Friday, Mar. 28, 1969

Precarious Task

The peril implicit in a "guided democracy" is that the guide eventually has to depart. In the view of his critics, nothing has so become Pakistan President Mohammed Ayub Khan's autocratic leadership as his leaving of it. In so doing, Ayub has promised to restore universal suffrage and return Pakistan to the parliamentary system in a general election to be held near the end of the year. After a decade of one-man rule, the soldierly Ayub has announced his "irrevocable decision" to step aside at that point, leaving to a discordant array of opposition politicians the task of healing Pakistan's divisions, inflamed by five months of anti-government disorders. Last week new rioting and outbreaks of mob rule in East Pakistan showed just how precarious the task may be.

Marauding Mobs. Parts of rural Pakistan were afire with a savagery unprecedented in the recent rioting. For the first time, large-scale disorders spread into the countryside north of Dacca, the eastern capital. Marauding mobs of villagers executed at least 60 of Ayub's "basic democrats" (electors) and "criminals" who had allegedly been favorites of the regime; the victims were drowned, beheaded or burned at the stake. Five policemen were killed trying to stop the rampage. In Dacca itself, where four cinemas were sacked and burned, demonstrators and strikers brought the commercial life of the city to a halt. Conceding that "there is no respect for law and order in the country and mob rule is the order of the day," Home Minister A. R. Khan ordered two shiploads of troops to sail for Chittagong in order to help restore order in East Pakistan.

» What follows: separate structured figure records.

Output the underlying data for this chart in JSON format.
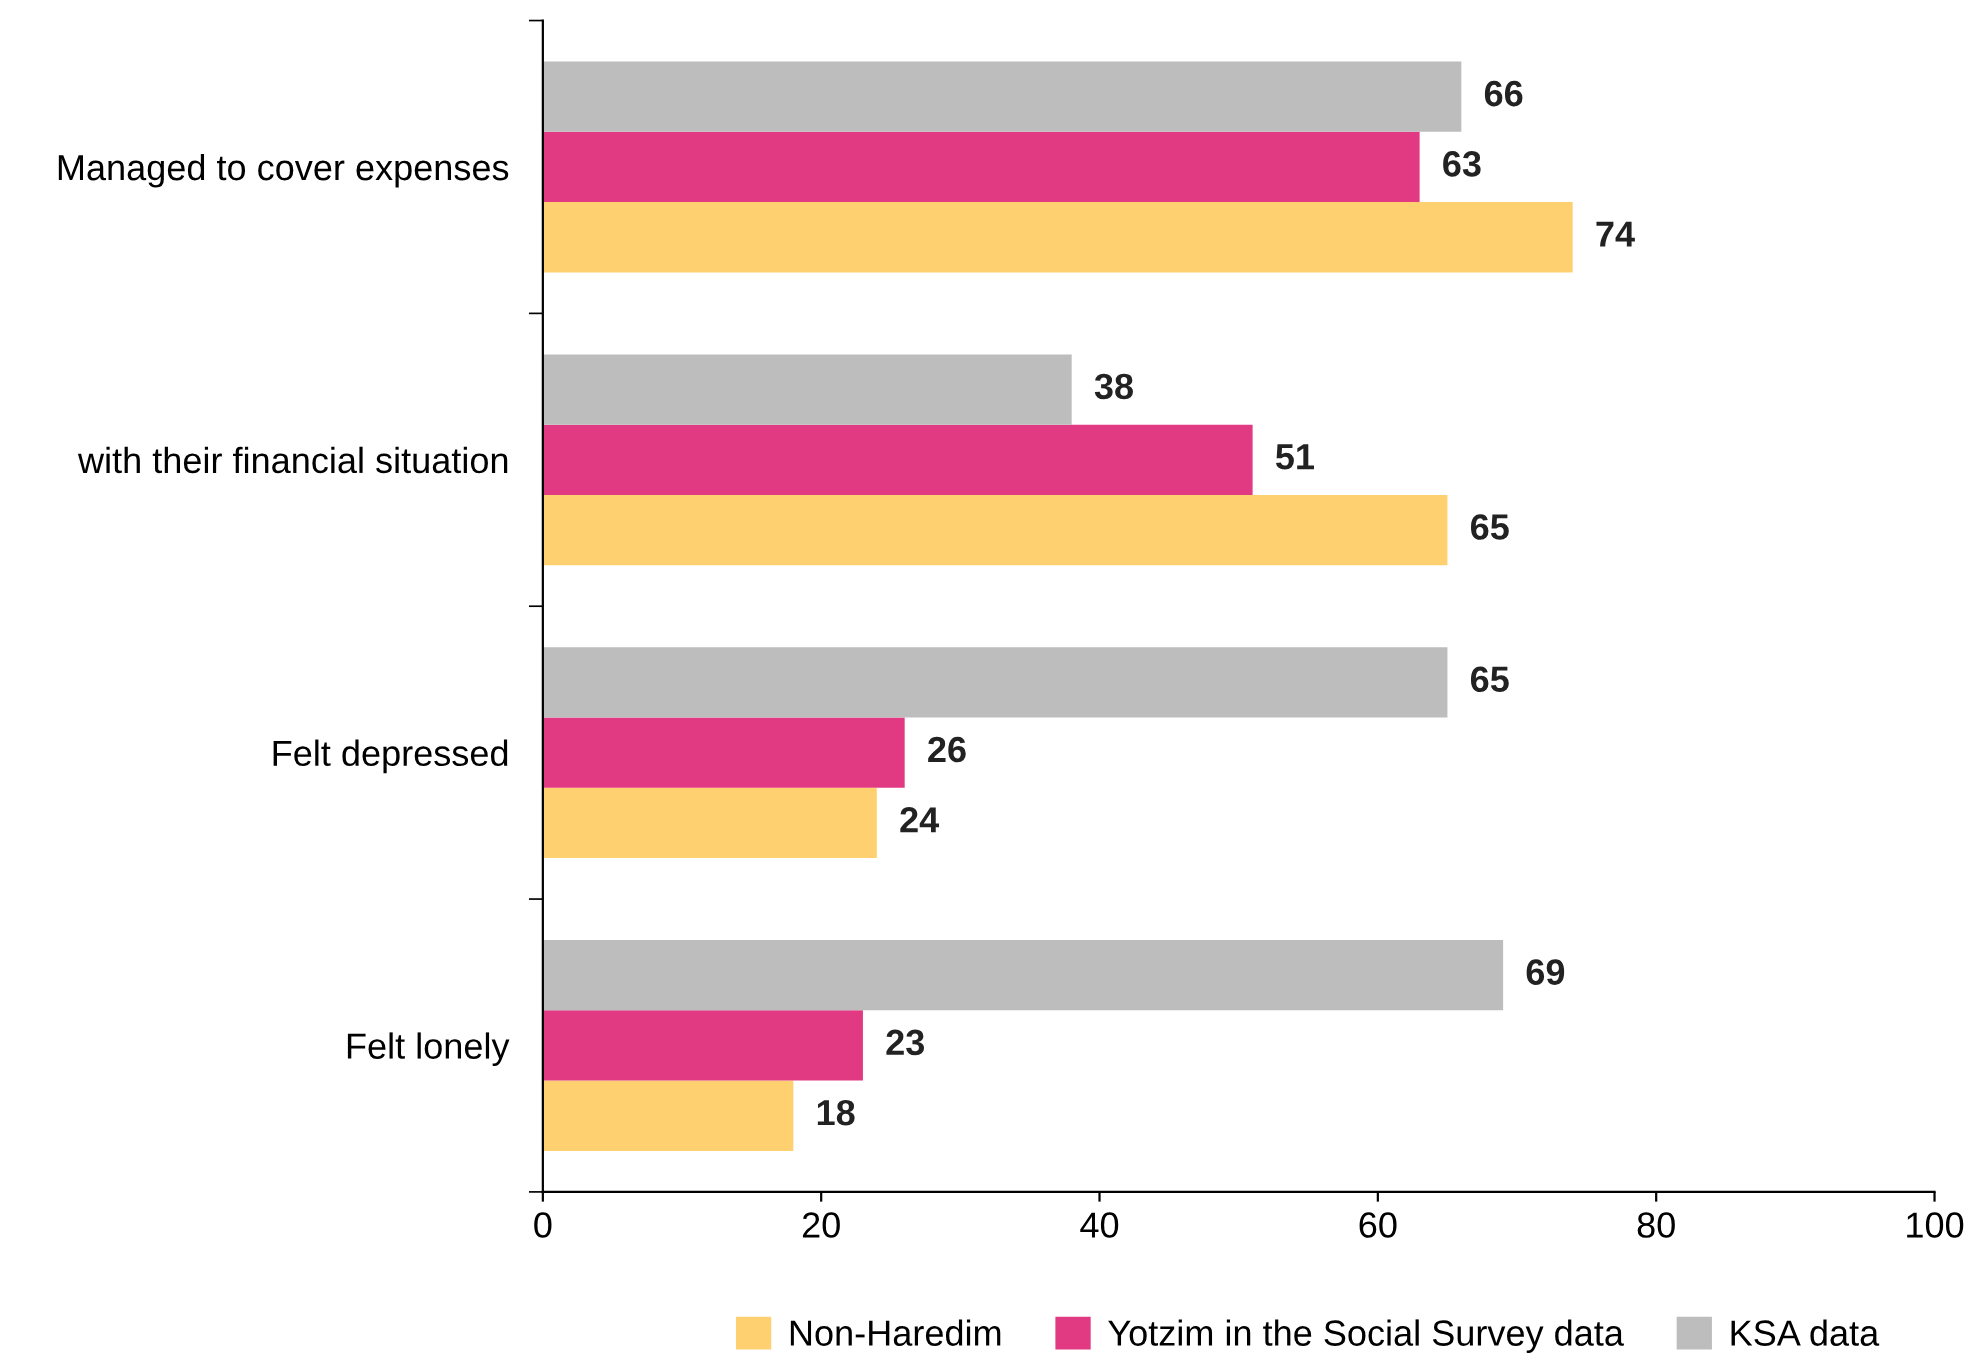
{
  "chart_data": {
    "type": "bar",
    "orientation": "horizontal",
    "categories": [
      "Managed to cover expenses",
      "with their financial situation",
      "Felt depressed",
      "Felt lonely"
    ],
    "series": [
      {
        "name": "Non-Haredim",
        "color": "#ffd070",
        "values": [
          74,
          65,
          24,
          18
        ]
      },
      {
        "name": "Yotzim in the Social Survey data",
        "color": "#e23a82",
        "values": [
          63,
          51,
          26,
          23
        ]
      },
      {
        "name": "KSA data",
        "color": "#bdbdbe",
        "values": [
          66,
          38,
          65,
          69
        ]
      }
    ],
    "xlim": [
      0,
      100
    ],
    "xticks": [
      0,
      20,
      40,
      60,
      80,
      100
    ],
    "data_labels": true,
    "grid": false,
    "legend": "bottom"
  }
}
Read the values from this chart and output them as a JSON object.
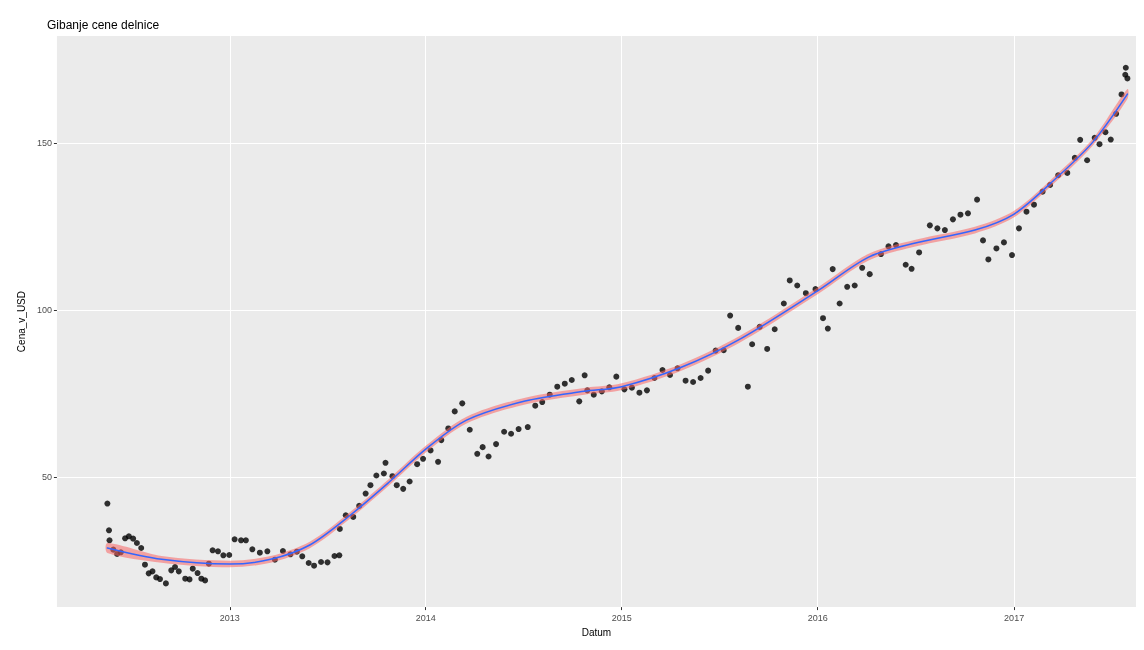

In West Pakistan, a wave of wildcat strikes continued to sweep the cities, as groups of workers, ranging from doctors to Karachi dockworkers, released the grievances pent up by a decade's prohibition of strikes; on one day last week, 2,500,000 employees walked off their jobs. Some invoked gherao, a tactic borrowed from India in which workers barricade employers in their offices until wage demands are met. Since the government had set the pace by awarding civil servants an $80 million pay raise, it might be some time before the labor unrest could be quelled.

Too Idealistic. The turmoil stemmed in part from the plans that Ayub had made for handing over his power. To a gathering of the leaders of eight moderate opposition parties, he candidly admitted the failure of his "basic democracy," which gave the power to choose Pakistan's President and rubber-stamp National Assembly to 80,000 popularly elected village elders and landlords. "I tried to evolve a system that was too idealistic or too unrealistic," Ayub said of the arrangement, which was based on the fact that four-fifths of Pakistan's 125 million people are illiterate. Still, Ayub was now prepared to clear the way for a parliamentary system of the sort that governed Pakistan before his takeover in 1958. He urged his guests to put off their demands for other reforms until a new Parliament could be elected.

The scope of Ayub's concession delighted some of the opposition leaders, but it did not please the President's principal critic, ex-Foreign Minister Zulfikar Ali Bhutto. He called for Ayub to resign in favor of a caretaker government, presumably to be headed by himself. Nor did Ayub's plan mollify two leading East Pakistan politicians, Sheik Mujibur Rahman and Maulana Abdul Hamid Bhashani, the 83-year-old leader of the pro-China faction of the National Awami Party.

Playing on the longstanding resentment of East Pakistan's Bengalis over the economic and political dominance of West Pakistan, the two Easterners called for far more substantial autonomy for their region. They also wanted parliamentary representation by population (58% of the population of the dissected country live in the eastern sector) rather than by the 50-50 representational split that now prevails in the federal government. The fiery Bhashani warned that if the elections proceed before autonomy is granted, "we will set ablaze the polling booths."